Thirteen years after the first state data breach notification law was enacted, New Mexico has finally decided to join the other 47 states with such laws, sending HB15 in mid-March to Gov. Susana Martinez for signature.
New Mexico’s data breach law makes two notable departures from the laws in 47 other states. First, and what is perhaps the biggest step from the statutory norm, is its timeline. HB15 states that “[n]otification shall be made in the most expedient time possible, but not later than forty-five calendar days following discovery of the security breach.” Currently, Florida is the only state with a stricter (30-day deadline) but that state allows for a 15-day extension for good cause. There are only a handful of other states that have the same 45-day deadline. Second, New Mexico defines “security breach” as the “unauthorized acquisition of unencrypted computerized data” (emphasis added). This narrows the scope of the legislation beyond some of the other state data breach laws that are triggered by acquisition or access, and some of which cover (or are vague enough to cover) computerized or paper records.

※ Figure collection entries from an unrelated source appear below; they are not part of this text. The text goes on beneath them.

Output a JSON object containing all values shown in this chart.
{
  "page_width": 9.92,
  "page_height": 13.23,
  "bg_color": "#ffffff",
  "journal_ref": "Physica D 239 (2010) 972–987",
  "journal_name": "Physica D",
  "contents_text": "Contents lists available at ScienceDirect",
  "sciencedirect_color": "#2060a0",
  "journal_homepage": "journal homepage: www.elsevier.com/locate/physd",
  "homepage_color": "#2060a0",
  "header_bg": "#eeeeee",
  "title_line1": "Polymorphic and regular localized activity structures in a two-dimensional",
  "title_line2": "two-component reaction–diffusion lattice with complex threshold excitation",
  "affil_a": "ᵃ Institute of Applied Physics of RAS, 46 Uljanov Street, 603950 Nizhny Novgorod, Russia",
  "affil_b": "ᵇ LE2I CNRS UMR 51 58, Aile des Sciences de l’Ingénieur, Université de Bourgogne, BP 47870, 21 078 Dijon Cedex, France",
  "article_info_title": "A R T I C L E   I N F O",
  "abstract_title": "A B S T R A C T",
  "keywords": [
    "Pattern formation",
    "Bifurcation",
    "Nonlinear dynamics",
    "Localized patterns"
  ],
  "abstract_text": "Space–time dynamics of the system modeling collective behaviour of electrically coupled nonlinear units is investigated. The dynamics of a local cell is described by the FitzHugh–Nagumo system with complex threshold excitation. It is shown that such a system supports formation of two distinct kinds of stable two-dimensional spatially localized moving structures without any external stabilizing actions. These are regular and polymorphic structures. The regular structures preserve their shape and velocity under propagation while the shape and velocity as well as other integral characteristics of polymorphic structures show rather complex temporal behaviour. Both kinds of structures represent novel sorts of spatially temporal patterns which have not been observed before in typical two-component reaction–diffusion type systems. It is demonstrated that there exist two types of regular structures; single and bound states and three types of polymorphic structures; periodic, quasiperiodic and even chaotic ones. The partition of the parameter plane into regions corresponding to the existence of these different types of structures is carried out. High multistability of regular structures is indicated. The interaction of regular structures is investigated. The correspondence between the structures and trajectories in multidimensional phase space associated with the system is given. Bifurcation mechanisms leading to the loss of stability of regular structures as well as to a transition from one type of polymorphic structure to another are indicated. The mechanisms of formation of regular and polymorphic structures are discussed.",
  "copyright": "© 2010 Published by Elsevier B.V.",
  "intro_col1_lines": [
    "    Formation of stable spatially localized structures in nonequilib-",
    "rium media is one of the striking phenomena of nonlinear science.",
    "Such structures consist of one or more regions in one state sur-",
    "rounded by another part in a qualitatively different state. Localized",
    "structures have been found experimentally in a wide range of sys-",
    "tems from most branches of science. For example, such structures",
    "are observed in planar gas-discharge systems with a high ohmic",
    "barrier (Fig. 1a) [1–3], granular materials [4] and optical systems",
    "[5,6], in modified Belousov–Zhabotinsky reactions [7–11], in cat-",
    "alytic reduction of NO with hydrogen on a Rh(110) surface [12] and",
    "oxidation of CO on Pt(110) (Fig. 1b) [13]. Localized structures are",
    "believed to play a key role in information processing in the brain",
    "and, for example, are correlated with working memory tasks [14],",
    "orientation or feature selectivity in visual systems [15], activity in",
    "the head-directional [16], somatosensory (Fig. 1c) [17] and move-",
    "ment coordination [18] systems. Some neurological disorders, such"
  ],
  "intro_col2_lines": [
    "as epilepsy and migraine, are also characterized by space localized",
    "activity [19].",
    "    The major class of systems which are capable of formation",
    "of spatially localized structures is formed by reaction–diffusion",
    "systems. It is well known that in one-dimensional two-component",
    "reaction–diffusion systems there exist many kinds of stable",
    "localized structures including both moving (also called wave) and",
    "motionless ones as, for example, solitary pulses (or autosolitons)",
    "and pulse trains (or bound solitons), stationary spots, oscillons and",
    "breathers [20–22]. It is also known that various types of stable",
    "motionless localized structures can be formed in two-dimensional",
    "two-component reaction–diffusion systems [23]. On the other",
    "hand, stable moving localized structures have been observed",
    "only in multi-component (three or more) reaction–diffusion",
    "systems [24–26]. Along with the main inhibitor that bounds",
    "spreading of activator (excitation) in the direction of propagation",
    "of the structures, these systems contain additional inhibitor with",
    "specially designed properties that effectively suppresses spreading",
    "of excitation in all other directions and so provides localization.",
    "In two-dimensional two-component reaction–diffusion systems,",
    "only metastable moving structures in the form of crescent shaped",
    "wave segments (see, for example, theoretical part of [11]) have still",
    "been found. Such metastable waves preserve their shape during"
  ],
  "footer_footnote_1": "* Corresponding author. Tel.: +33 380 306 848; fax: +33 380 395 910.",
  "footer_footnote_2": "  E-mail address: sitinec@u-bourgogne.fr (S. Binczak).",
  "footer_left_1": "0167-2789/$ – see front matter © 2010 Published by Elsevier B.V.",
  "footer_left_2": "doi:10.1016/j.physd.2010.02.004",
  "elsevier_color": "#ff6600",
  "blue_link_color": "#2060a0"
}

There are two portions of HB15 that deviate – perhaps more modestly – from the statutory norm. First, if substitute notice is allowed, it requires that the entity disclosing the breach also provide notification to the Attorney General in addition to the normally required media and website notifications. Additionally, the content of all notices requires “advice that informs the recipient of the notification of the recipient's rights pursuant to the Fair Credit Reporting and Identity Security Act.” The “Notice of Rights” in New Mexico’s Fair Credit Reporting and Identity Security Act is a robust recital of rights pertaining to placing and removing credit freeze and the obligations of credit reporting agencies when such a request is made.
In all other respects, New Mexico’s HB15 is similar to various other state notification laws, including definition of personally identifiable information (PII), notice requirements, and substitute notice. Organizations should also be aware of the security obligations and requirements regarding proper disposal of PII, as not all data breach statues contain such requirements:
- Security Measures: Entities that maintain PII must maintain (or require their contractors to maintain) reasonable security procedures and practices appropriate to the nature of the PII to protect it from unauthorized access, destruction, use, modification, or disclosure.
- Proper Disposal of PII: Entities who own or license records containing PII are obligated to arrange for the shredding, erasing, or otherwise modifying of PII to make the PII unreadable or undecipherable.
Gov. Martinez has until April 7, 2017 to sign HB15 into law.